When we reached the tent camps of Blandford
several hours later, it seemed obvious the villagers had been right. Every
square inch of every available field was packed with tanks, personnel carriers,
weapons carriers, and every other conceivable vehicle of warfare. The piles of
materiel seemed to go on forever. Long toms, howitzers, gasoline, food, and
drums and crates of anything it seemed we could possibly need was being stored
there. The enormity of this mission, Operation Overlord, now began to really
sink in to us. We’d wondered what was taking so long to plan, and now the
evidence of several years of planning lay before us in great heaps. The wrath
of the free world was being stockpiled in southern England, waiting for the
word that would unleash relentless destruction across the channel.

Hitler knew we would strike. He just didn’t
know when. While he waited, he had Field Marshal Erwin Rommel fortify the
northern coast of France. He did everything imaginable to stop an invasion. He
dammed rivers to flood large tracts of land, and removed homes to make shooting
lanes. The Norman countryside was rearranged to suit the needs of the German
Wehrmacht. He was ready to play the game of war. But it was a game he was designing,
a game only he knew the rules to. Any Normandy beach remotely suited for an
amphibious landing was fortified with obstacles and mines in the water, and
tons of concrete and steel on shore. The cliffs of Normandy fairly bristled
with guns; 75 mm, 88 mm, 105 mm cannons stared down the beach with mouths
agape, waiting to breathe fire down on any unfortunate invader. We would not be
welcome guests.

As Hitler’s henchmen squinted over the
English Channel for signs of the impending invasion, we waited. Plans for
Operation Overlord were finalized, and we were restless as we waited in the
marshalling area at camps around Dorchester. We blew through thousands of
rounds of ammunition on the firing range, ensuring the new weapons we’d been
given were sighted in.

Everyone was on a razor’s edge, and seemed
bound to tip either way. Some men became kinder, almost gentle, as though they
had a heightened appreciation for the brevity of life. Others were explosive
and hot-tempered, resulting in some fistfights. We played football to blow off
steam, until too many fellows got injured, and we were forced to stick with
softball. For many men, it would the last time they had the necessary limbs to
throw a ball.

They showed us movies to distract us;
Going
My Way
with Barry Fitzgerald and Bing Crosby, and
Mrs. Miniver
with
Greer Garson were two popular ones that come to mind.

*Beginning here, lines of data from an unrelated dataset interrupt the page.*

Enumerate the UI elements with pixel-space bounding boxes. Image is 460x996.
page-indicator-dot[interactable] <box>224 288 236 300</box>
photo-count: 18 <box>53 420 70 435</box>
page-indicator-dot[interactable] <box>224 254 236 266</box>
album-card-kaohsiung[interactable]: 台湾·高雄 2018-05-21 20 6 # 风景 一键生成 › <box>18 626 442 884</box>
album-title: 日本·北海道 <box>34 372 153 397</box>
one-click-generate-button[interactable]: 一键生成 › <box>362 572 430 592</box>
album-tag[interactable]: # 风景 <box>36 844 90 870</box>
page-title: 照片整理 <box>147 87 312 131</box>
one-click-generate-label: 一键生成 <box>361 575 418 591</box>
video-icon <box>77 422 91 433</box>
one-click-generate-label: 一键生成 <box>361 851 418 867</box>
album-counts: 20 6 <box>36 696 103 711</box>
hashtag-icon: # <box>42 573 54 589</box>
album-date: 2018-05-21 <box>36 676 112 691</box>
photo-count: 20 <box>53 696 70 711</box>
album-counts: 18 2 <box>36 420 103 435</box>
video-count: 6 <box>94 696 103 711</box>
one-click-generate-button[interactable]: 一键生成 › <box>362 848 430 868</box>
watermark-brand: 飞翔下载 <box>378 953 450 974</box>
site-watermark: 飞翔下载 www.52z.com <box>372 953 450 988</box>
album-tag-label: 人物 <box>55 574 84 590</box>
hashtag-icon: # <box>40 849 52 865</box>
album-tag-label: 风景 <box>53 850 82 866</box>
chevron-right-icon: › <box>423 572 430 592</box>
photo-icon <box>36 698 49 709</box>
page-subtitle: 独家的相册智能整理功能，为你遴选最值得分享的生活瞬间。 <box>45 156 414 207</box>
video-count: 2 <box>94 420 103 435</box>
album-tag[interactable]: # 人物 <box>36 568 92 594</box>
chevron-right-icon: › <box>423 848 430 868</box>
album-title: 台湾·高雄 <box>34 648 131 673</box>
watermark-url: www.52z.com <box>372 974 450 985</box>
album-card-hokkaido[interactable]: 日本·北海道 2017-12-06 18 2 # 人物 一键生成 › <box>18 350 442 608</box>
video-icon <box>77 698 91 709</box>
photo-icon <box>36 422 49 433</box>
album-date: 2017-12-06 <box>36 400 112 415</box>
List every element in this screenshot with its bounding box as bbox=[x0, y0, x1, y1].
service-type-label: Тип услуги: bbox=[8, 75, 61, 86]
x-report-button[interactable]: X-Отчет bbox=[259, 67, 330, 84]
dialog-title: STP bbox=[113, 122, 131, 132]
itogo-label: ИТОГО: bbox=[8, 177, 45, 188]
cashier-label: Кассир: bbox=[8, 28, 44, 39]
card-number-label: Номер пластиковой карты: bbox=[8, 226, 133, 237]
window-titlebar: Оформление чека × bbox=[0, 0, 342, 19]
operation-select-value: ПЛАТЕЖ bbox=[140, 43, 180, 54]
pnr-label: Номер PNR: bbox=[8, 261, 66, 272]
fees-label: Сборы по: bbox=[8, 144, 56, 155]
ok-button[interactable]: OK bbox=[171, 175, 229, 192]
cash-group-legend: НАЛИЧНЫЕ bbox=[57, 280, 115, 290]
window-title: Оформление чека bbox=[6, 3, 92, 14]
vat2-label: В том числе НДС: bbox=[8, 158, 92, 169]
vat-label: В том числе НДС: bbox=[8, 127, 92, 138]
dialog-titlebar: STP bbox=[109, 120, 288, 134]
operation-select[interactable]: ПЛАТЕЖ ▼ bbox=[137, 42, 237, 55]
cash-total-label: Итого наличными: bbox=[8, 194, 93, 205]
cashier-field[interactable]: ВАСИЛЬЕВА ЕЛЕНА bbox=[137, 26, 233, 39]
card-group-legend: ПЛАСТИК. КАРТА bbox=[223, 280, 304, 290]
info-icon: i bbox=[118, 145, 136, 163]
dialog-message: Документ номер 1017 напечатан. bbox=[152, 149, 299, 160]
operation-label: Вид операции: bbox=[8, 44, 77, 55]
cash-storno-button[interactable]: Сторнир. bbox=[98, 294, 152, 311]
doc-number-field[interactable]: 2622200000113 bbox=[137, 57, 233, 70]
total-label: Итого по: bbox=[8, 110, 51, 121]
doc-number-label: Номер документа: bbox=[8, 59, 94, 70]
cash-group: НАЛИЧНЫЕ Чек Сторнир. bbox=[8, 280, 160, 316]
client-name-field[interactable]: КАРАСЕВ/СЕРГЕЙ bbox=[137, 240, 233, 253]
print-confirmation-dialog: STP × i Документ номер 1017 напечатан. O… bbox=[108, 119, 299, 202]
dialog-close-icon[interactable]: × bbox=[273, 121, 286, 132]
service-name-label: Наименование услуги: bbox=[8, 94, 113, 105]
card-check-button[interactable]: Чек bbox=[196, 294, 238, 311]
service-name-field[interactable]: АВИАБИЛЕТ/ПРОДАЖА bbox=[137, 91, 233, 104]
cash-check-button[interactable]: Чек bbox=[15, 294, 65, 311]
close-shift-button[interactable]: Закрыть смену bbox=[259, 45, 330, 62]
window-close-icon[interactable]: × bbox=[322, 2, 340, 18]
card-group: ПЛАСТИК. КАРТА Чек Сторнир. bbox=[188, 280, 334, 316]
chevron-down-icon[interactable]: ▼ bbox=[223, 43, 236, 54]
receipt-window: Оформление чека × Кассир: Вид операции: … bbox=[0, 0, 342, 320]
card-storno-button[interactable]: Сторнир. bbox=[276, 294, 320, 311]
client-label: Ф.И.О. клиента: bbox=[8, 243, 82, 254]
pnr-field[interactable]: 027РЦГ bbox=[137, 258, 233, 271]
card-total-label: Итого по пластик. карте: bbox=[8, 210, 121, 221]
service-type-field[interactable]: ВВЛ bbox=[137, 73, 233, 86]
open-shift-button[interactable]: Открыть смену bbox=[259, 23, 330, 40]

Many men found solace in reflection,
prayer, and Bible reading. Honky-tonk Borkowski, who had managed to break most
of the commandments several times since we’d arrived in England, took to
reading the Bible for hours at a time. And he wasn’t alone. Many other men
searched for something to cling to from beyond the grave, as no one knew the
number of their days. Jedidiah Hankins, who had been scorned by many as a
religious fanatic until then, was doing brisk business, selling his gospel of
fire and forgiveness. The backwoods preacher was more fired up than if he’d
seen the Spirit move at a tent meeting. When he wasn’t surrounded by inquiring
sinners, this physician of the soul made house calls.